Estos artículos y comentarios nostálgicos tienden a proliferar en relación directamente proporcional al envejecimiento de la población en general y de los boomers -en España, 'generación de la EGB'- en particular, comparando aquella quietud del veraneo con la trepidante actividad actual, algo desarraigada, de su(s) retoño(s), que en dos meses cumplen con la semana campamental, con el viaje familiar de una semana a algún destino más o menos exótico -el hijo único facilita la logística- con los días de piscina comunitaria y, por supuesto, con semanas restantes al cuidado de los abuelos -quizá, sí, en un pueblo bonito donde tienen una casa-, mientras los padres, ambos, trabajan. Y, desde luego, siempre conectados, sin perder el hilo con sus amigos -apenas hay primos, hermanos y casi ni amigos con los que hacer pandilla- que comentan con desgana y cierto cinismo ese último campamento, el aburrimiento piscinero. O los calores y aglomeraciones que sufren en el viaje a la costa gallega o en el tour por los castillos del Loira o Nueva York.
Veranos trepidantes y fragmentados que, en formato estival, y dejando un poso de insatisfacción, siguen la lógica hiperactiva, productivista y consumista de la vida cotidiana, al tiempo que se narran en directo a las amistades, incluso urbi et orbe. Y lo que no se pueda consumir/producir en verano, se apura en 'escapadas' que aprovechan milimétricamente los puentes del Pilar, de la Purísima o la Navidad. Por eso, muchos padres se cuestionan si esas vacaciones frenéticas y desarraigadas, que se aprovechan para pasar supuesto 'tiempo de calidad' con los hijos, en vez servir, como sucedía antaño, para crear vivencias propias, dejarán el mismo poso de recuerdos dulces que nos traen nuestros veraneos a nosotros.
El caso es que el teletrabajo, esa oportunidad que, en España, siquiera como practica a tiempo parcial, estamos dejando que se escurra entre los dedos, puede abrir nuevas oportunidades al veraneo. Eso sí, veraneo 2.0: será a condición de disponer de una segunda vivienda, propia, cedida, compartida o alquilada, con buena conexión de datos. Es posible que aquellos veraneos de amplias minorías, pero conectados, regresen. Y que los críos, en pandillas más pequeñas que las de antaño, vuelvan a disfrutar de la suspensión del tiempo, de corretear por las playas, los praos, los ríos y las eras, creando sus propios recuerdos mientras sus padres, ambos 'Rodríguez' en versión semipresencial, producen y consumen en remoto entre baño de mar y baño de mar.
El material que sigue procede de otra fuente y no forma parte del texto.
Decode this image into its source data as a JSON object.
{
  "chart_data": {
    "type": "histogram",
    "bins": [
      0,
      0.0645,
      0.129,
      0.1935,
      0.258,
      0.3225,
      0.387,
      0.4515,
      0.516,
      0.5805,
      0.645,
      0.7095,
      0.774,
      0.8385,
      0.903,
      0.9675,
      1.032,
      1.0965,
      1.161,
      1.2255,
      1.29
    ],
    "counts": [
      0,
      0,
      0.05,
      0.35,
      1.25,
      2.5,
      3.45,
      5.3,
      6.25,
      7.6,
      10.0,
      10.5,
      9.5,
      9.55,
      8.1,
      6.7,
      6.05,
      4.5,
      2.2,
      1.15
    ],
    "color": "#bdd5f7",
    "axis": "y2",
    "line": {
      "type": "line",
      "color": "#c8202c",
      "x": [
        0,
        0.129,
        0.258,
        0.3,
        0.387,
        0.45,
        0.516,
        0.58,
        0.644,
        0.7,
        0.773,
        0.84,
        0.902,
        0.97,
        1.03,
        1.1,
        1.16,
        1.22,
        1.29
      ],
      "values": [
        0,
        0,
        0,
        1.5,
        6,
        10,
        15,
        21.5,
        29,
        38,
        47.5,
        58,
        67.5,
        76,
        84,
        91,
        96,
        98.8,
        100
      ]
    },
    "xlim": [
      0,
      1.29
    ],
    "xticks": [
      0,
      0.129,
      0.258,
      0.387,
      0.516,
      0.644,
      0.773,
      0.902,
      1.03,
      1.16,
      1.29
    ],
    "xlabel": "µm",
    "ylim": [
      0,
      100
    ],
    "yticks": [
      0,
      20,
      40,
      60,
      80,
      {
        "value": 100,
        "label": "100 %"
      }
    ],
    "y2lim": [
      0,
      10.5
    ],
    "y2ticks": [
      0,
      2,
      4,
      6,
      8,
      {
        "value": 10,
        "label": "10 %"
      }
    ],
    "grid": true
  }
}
Tengo la impresión de que hay una creciente añoranza del mundo de ayer. Y que conceptos como la sostenibilidad o la escasez, pero también padres que desean que sus hijos tengan recuerdos de una infancia y adolescencia feliz, como la suya, podrían devolvernos, siquiera en parte, y con todas las cautelas y conectividades que ustedes quieran, a aquel mundo, seguramente idealizado, de nuestra infancia. También, es posible, y para una considerable minoría, al veraneo.